Local Minimum of Potential Function of Spherical Pendulum

[ovidiupetre]

Homework Statement

http://img13.imageshack.us/img13/5793/84188411.jpg

Homework Equations

Find a condition on b such that x = 0 is a local minimum of the potential function.

The Attempt at a Solution

To find local minimum, potential function (V) of the system should be written. V must be positive definite and derivative of V must be negative semi definite. I tried to write hundreds of potential functions that provide local minimum constraints but i can't get rid of sin and cos terms from derivative of V so i couldn't find a condition for b to show x = 0 is a local minimum of the potential function.

 

[fzero]

Which derivative of V must be negative? Also remember that if you write the equation of motion in terms of the force, you can get a nice expression for the potential.

 

[ovidiupetre]

Which derivative of V must be negative? Also remember that if you write the equation of motion in terms of the force, you can get a nice expression for the potential.

First derivative of course. I couldn't get a nice expression for the potential, my equations are not simplifiable.

 

[praharmitra]

The equations of motion are of the form
$$\ddot{x} = -\frac{\partial V}{\partial x}$$
From this you can read off V. Now that you have the function V(x), what are the conditions for such a function to have a minimum at x=0 ?

 

[ovidiupetre]

The equations of motion are of the form
$$\ddot{x} = -\frac{\partial V}{\partial x}$$
From this you can read off V. Now that you have the function V(x), what are the conditions for such a function to have a minimum at x=0 ?

V is a candidate Lyapunov function and it must be positive definite. Moreover, first derivative of V must be negative semi definite in order to x = 0 be local minimum.

 

[fzero]

The first derivative vanishes at an extremum. The second derivative is used to distinguish between local maxima and minima. You don't need to solve for V explicitly to do this problem, but it's not that hard to do so.

 

[ovidiupetre]

The first derivative vanishes at an extremum. The second derivative is used to distinguish between local maxima and minima. You don't need to solve for V explicitly to do this problem, but it's not that hard to do so.

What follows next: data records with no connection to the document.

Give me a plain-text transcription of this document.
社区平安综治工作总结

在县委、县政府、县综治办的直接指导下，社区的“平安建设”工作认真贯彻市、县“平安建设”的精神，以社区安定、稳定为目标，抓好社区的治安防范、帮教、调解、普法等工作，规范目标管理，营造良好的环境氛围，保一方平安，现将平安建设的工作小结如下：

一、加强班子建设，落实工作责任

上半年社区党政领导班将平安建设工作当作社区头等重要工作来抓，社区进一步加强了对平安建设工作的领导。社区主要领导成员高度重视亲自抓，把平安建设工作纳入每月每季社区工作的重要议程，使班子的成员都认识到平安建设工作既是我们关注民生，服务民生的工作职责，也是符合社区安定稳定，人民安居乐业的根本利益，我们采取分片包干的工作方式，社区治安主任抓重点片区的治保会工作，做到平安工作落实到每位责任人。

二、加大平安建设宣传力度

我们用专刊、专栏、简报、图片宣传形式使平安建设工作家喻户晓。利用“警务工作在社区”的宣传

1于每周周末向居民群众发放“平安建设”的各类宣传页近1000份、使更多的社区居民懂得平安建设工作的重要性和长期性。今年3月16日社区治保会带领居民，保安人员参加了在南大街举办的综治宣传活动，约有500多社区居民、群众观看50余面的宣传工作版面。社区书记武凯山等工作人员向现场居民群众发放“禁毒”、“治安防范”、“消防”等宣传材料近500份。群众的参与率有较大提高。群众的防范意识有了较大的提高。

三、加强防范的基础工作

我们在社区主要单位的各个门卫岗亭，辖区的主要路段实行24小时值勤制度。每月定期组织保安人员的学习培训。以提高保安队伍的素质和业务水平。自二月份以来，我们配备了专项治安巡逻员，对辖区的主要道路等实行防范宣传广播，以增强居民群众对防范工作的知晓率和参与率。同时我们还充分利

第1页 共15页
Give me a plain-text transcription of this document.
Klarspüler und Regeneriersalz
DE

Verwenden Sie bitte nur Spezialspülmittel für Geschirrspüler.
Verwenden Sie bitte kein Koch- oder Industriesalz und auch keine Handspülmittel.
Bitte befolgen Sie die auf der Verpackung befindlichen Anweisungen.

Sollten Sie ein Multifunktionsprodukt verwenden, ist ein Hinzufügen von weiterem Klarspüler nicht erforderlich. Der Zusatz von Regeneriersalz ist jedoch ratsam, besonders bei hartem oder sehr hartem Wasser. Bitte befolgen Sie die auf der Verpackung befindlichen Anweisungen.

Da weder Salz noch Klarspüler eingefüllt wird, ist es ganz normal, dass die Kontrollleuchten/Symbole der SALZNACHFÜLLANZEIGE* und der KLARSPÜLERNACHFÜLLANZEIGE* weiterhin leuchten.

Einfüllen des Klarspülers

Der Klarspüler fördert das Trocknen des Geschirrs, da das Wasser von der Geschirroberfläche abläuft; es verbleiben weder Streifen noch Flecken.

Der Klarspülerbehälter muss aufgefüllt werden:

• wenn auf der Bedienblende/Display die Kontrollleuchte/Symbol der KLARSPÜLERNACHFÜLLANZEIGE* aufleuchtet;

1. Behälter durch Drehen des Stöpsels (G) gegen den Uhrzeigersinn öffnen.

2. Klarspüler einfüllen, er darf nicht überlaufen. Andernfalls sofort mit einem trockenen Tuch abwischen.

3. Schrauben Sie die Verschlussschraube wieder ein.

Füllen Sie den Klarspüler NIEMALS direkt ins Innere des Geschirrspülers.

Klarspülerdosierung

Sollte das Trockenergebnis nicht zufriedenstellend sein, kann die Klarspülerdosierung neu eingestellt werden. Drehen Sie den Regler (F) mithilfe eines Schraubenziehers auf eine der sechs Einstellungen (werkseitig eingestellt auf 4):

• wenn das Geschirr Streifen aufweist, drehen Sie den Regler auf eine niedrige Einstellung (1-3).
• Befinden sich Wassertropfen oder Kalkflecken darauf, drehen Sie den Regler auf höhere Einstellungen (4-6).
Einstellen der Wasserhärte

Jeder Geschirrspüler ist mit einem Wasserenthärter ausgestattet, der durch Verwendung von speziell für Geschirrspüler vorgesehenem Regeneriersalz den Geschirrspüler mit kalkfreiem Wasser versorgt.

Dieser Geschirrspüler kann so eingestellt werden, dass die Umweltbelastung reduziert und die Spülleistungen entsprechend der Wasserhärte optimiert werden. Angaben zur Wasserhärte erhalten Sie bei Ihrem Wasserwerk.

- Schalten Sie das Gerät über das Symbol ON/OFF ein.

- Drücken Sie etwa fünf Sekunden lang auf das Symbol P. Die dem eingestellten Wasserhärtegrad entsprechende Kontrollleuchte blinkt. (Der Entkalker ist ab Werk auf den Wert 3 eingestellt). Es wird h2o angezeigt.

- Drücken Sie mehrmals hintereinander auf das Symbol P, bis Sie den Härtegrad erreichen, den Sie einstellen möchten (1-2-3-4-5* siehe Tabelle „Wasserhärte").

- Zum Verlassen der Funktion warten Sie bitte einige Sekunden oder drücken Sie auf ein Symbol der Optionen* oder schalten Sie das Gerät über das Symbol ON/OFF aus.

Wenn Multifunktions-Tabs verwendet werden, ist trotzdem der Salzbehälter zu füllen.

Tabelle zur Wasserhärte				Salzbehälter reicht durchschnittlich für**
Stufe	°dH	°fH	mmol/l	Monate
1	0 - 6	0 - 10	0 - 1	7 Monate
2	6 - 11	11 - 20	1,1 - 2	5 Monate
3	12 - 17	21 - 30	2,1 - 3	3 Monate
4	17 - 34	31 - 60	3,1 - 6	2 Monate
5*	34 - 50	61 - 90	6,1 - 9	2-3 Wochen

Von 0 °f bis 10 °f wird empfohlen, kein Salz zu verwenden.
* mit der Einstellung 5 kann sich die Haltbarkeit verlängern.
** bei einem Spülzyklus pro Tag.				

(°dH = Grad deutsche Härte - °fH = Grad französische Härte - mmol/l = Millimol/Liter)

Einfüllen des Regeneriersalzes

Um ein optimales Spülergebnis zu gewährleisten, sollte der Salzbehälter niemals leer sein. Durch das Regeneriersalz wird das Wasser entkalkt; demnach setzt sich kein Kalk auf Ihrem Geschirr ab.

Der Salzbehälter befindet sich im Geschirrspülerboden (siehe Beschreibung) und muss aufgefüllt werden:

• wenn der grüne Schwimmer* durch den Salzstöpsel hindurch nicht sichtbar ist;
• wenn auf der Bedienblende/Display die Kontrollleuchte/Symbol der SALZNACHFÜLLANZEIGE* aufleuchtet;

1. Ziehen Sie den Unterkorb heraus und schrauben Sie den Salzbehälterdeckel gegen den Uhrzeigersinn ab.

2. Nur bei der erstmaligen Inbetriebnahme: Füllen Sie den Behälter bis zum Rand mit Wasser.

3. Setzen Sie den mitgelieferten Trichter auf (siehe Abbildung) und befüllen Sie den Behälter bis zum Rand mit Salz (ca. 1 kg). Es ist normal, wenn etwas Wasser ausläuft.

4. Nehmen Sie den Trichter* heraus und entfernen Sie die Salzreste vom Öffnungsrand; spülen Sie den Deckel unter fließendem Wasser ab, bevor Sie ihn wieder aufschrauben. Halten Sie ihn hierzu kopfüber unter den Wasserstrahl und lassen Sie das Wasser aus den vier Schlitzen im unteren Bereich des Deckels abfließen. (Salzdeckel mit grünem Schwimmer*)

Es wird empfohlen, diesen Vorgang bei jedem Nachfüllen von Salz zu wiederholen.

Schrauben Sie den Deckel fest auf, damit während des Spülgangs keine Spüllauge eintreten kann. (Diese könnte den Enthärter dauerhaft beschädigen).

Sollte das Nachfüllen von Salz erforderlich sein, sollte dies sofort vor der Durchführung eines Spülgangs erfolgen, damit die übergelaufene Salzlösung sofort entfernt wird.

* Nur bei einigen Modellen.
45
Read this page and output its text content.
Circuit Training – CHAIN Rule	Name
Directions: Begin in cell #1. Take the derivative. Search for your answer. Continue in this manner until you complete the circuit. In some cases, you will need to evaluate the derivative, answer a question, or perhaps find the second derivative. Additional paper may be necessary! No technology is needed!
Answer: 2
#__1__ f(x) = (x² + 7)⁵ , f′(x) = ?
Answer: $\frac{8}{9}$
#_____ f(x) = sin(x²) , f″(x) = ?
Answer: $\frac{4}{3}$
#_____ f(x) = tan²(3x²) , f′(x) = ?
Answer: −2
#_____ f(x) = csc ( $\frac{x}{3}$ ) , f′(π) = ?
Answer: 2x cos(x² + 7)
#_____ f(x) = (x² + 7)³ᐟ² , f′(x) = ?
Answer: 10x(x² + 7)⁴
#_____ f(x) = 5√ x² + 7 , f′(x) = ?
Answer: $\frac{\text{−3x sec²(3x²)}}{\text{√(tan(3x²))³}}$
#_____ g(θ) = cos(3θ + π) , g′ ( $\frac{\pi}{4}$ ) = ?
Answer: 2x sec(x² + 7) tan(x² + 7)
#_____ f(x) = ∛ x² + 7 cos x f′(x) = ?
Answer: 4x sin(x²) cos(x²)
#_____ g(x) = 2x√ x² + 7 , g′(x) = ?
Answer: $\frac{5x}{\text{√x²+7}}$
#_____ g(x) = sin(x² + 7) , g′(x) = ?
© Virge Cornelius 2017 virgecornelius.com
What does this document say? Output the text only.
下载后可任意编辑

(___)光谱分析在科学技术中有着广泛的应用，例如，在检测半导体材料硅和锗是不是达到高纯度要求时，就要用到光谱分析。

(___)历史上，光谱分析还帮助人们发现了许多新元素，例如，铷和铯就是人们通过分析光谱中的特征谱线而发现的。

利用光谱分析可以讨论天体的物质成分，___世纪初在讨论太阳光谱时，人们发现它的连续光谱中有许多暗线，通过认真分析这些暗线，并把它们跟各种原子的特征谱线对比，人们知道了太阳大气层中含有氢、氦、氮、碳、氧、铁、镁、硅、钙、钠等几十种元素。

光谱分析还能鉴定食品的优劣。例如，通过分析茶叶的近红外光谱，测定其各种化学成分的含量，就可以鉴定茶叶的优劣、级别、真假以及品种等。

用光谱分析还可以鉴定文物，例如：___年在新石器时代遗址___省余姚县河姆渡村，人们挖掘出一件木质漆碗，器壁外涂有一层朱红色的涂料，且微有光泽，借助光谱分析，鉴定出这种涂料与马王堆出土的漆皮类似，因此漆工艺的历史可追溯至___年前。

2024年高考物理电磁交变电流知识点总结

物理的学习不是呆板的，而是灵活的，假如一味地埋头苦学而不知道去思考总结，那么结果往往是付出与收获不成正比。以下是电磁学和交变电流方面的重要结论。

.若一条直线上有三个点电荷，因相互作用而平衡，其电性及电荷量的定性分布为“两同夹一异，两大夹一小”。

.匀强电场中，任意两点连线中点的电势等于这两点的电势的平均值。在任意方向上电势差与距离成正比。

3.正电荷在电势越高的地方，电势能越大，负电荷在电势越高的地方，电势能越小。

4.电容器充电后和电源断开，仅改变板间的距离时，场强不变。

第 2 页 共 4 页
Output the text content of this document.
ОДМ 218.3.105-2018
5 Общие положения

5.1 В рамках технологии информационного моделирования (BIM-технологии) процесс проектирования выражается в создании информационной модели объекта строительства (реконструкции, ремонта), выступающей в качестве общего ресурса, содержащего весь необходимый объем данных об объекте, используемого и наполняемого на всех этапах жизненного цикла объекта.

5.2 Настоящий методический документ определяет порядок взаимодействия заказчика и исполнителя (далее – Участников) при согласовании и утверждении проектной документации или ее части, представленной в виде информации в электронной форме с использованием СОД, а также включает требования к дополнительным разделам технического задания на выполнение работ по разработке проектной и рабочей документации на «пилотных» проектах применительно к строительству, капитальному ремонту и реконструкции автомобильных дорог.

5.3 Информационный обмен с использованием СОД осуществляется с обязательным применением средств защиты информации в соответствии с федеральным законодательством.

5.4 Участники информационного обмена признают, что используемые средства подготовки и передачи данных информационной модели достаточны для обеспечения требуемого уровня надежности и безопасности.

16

Problem is not about solving V, the problem is "construction of V". If i construct V, i can find a condition to make x = 0 local minimum by looking negative definiteness of the derivative of V.

 

[fzero]

Problem is not about solving V, the problem is "construction of V". If i construct V, i can find a condition to make x = 0 local minimum by looking negative definiteness of the derivative of V.

You're given the first derivative of V. This is enough information to compute the second derivative and find the condition.

 

[ovidiupetre]

You're given the first derivative of V. This is enough information to compute the second derivative and find the condition.

First derivative of potential function is not given. Construction of potential function (V) is the aim or the step that is needed to pass. When you construct potential function, the rest is easy.

 

[fzero]

First derivative of potential function is not given. Construction of potential function (V) is the aim or the step that is needed to pass. When you construct potential function, the rest is easy.

As I explained in post #2, you can relate the acceleration to the potential. praharmitra gave you the formula up to a factor of the mass of the particle in post #4.